Thursday, 31 December 2009

Antichrist [2009]


Antichrist might not be Lars von Trier’s best movie, but it might just be the one he would like to be remembered by. This movie has world cinema’s enfant terrible at his most unapologetically and unflinchingly provocative – a movie that has divided the house right down the middle. Technically the movie belongs in the horror genre; but any work by the Danish provocateur never really sticks to any genre conventions, in the same way that he gives the feather to the fact that moralists love to scorn him, as here, for his disturbing, often shocking, and at times even outrageous display of explicit sexual content, violence, nihilism, and misogyny (the latter, quite inappropriately, always seems to be stuck to his movies). Yet, for all its detractors, the movie is also an audacious, angry, disturbing wildly inventive, and even deeply poetic exposition and unraveling of the darkest corners of the human psyche. In fact, the movie’s prologue, shot in slow-mo black-and-whites, was to me filmmaking at its most ravishingly beautiful and devastating. Charlotte Gainsbourg, as a woman inconsolably grieving her infant son’s death, and William Defoe, as a psychotherapist and her not-so-grieving husband who takes his wife on as his patient, are fearless and brilliant. As a reviewer rightly put it, Antichrist is a movie that is to be experienced rather than explained. And that, had Alfred Hitchcock been alive, he would have loved to make this movie himself.








Director: Lars von Trier
Genre: Horror/Psychological Drama/Religious Drama
Language: English
Country: Denmark

5 comments:

Alex DeLarge said...

I respect Trier's decision to make such a personal film: it's the equivilent of his nervous breakdown for all the world to see. This will probably make my 2009 Top Ten list but it's not quite a Great film. I can't wait to see what he makes next.

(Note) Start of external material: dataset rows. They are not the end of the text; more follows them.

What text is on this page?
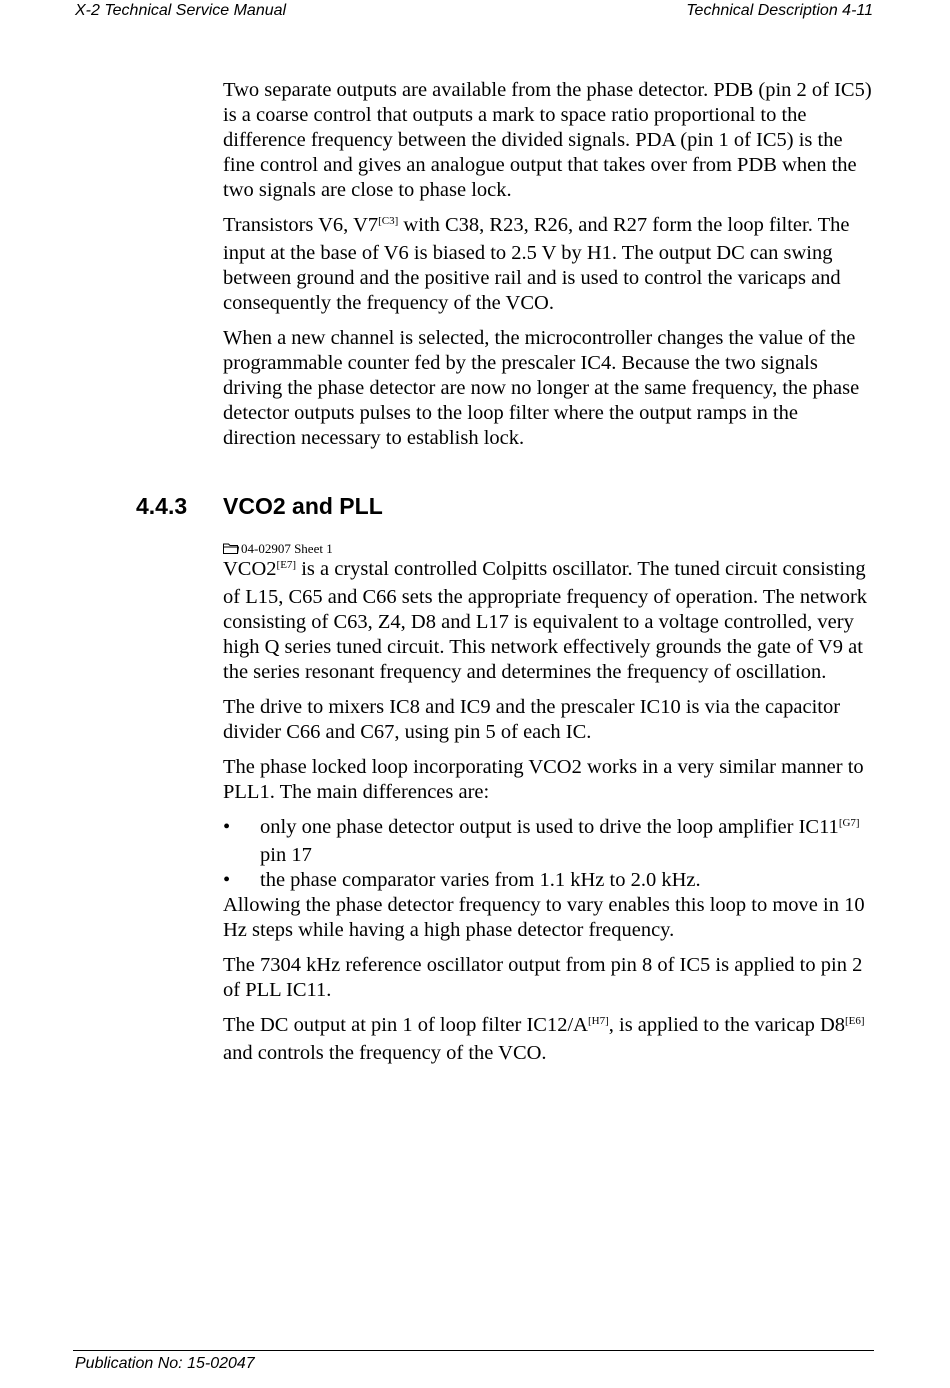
X-2 Technical Service Manual	Technical Description 4-11

Two separate outputs are available from the phase detector. PDB (pin 2 of IC5) is a coarse control that outputs a mark to space ratio proportional to the difference frequency between the divided signals. PDA (pin 1 of IC5) is the fine control and gives an analogue output that takes over from PDB when the two signals are close to phase lock.

Transistors V6, V7[C3] with C38, R23, R26, and R27 form the loop filter. The input at the base of V6 is biased to 2.5 V by H1. The output DC can swing between ground and the positive rail and is used to control the varicaps and consequently the frequency of the VCO.

When a new channel is selected, the microcontroller changes the value of the programmable counter fed by the prescaler IC4. Because the two signals driving the phase detector are now no longer at the same frequency, the phase detector outputs pulses to the loop filter where the output ramps in the direction necessary to establish lock.

4.4.3 VCO2 and PLL
04-02907 Sheet 1

VCO2[E7] is a crystal controlled Colpitts oscillator. The tuned circuit consisting of L15, C65 and C66 sets the appropriate frequency of operation. The network consisting of C63, Z4, D8 and L17 is equivalent to a voltage controlled, very high Q series tuned circuit. This network effectively grounds the gate of V9 at the series resonant frequency and determines the frequency of oscillation.

The drive to mixers IC8 and IC9 and the prescaler IC10 is via the capacitor divider C66 and C67, using pin 5 of each IC.

The phase locked loop incorporating VCO2 works in a very similar manner to PLL1. The main differences are:

• only one phase detector output is used to drive the loop amplifier IC11[G7] pin 17
• the phase comparator varies from 1.1 kHz to 2.0 kHz.

Allowing the phase detector frequency to vary enables this loop to move in 10 Hz steps while having a high phase detector frequency.

The 7304 kHz reference oscillator output from pin 8 of IC5 is applied to pin 2 of PLL IC11.

The DC output at pin 1 of loop filter IC12/A[H7], is applied to the varicap D8[E6] and controls the frequency of the VCO.

Publication No: 15-02047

Just Another Film Buff said...

Alex stole the words out of my mouth. And my favorite poster of the year...

Shubhajit said...

@Alex: I agree completely. Anitchrist wouldn't rank as a great work of art. But as you said, it might be the movie closest to Triar's heart. Apparently the movie helped to get a grip over his depression. Take that!!!

@JAFB: Yeah, this is one hell of an awesome poster.

Sam Juliano said...

Well, I gave this film a superlative assessment myself as well, and it certainly does contend to make my Top Ten list, though I'm not yet sure whether it will be there or among the excellent honorable mention shortlist. DOGVILLE and DANCER IN THE DARK for me are Von Trier's masterpieces, and both were my #1 films of their respective years, but ANTICHRIST and BREAKING THE WAVES are great and important works.
The fact that I saw this and appreciated as much as I did at a time of family tragedy, speaks for his artistry rather than it's terrible world view.
You really nailed it here Shubhajit:

"Yet, for all its detractors, the movie is also an audacious, angry, disturbing wildly inventive, and even deeply poetic exposition and unraveling of the darkest corners of the human psyche."

Great description too of that stunning prologue, which ranks with the resturant scene in 35 SHOTS OF RUM, the lecture finale of POLICE, ADJECTIVE, the scrapbook sequence in Pixar's UP and the letter in the purple field of flowers scene in BRIGHT STAR (as well as a few sequences in AVATAR)as one of the most magnificent scenes in cinema for 2009.

Shubhajit said...

Thanks a lot Sam for sharing some more about your empathy for and association with this movie despite negative comments running amok about it. I hope my words do not sound crass when I say that movie has the ability to a devastating viewing experience for someone in deep grief.

Yes indeed, the opening sequence in the movie is something to savour for all its visual beauty and latent brutality.